Technology CEO's Report - Internal vs. External hire
39% of all CEOs were founders. However, all the founders were in companies with revenue between $100 M – $1 B.
- Founders constitute 52% of CEOs in companies between $100M – $1B.
- 14% of these founder-CEOs were co-founders who were promoted into the CEO slot.
37% of all CEOs were internally promoted, including 67% of CEOs at companies with revenue > $1 B.
24% of CEOs were recruited externally.
SO WHERE WERE THE DIFFERENCES ?
Founders turned in the best revenue growth rates, partially because they are all in smaller companies.
Founders and externally hired CEOs both had an edge over internally promoted CEOs in terms of 3- year median growth rates.
The performance difference between external hires and internally promoted executives is significantly greater (3x greater) for companies with revenues > $1 B than for companies with revenues between $100 M – $1 B.
In companies with revenue between $100M – $1B, founders outperform all other CEOs, but they have only a slight edge over external hires.
Founders who can scale in management skills as the company grows are able to apply their in-depth knowledge and passion to drive higher growth rates.

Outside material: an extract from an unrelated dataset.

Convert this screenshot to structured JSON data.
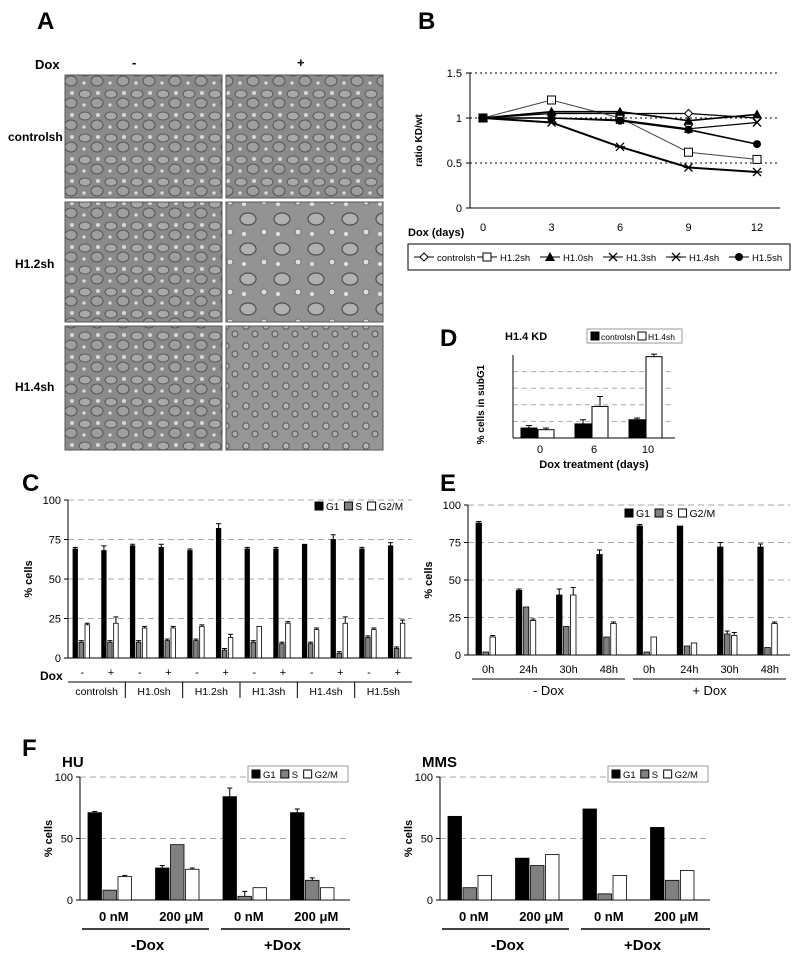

Entrepreneurial founders are passionate and intimately knowledgeable about the products and markets they serve. There are many founders that have the ability to scale their skills as the company grows and deliver superior performance in companies up to $1 B in revenue.
It was surprising that external hires outperformed internal hires even in larger companies, where you’d expect greater bench strength.
In spite of this, 75% of CEOs in the larger companies were internal promotions.
There may be a bias to bet on the ones you know intimately when internal and external candidates are each a close fit for the CEO role. Conversely the bar for external candidates may be slightly higher.
Companies with a strong succession planning process give internal candidates opportunities to develop their skills and vie for the CEO slot. But these companies go with outside candidates when the external candidates are clearly a better fit than anyone in the internal pool. Even when they select an external CEO, the internal talent pool is typically strengthened as a result.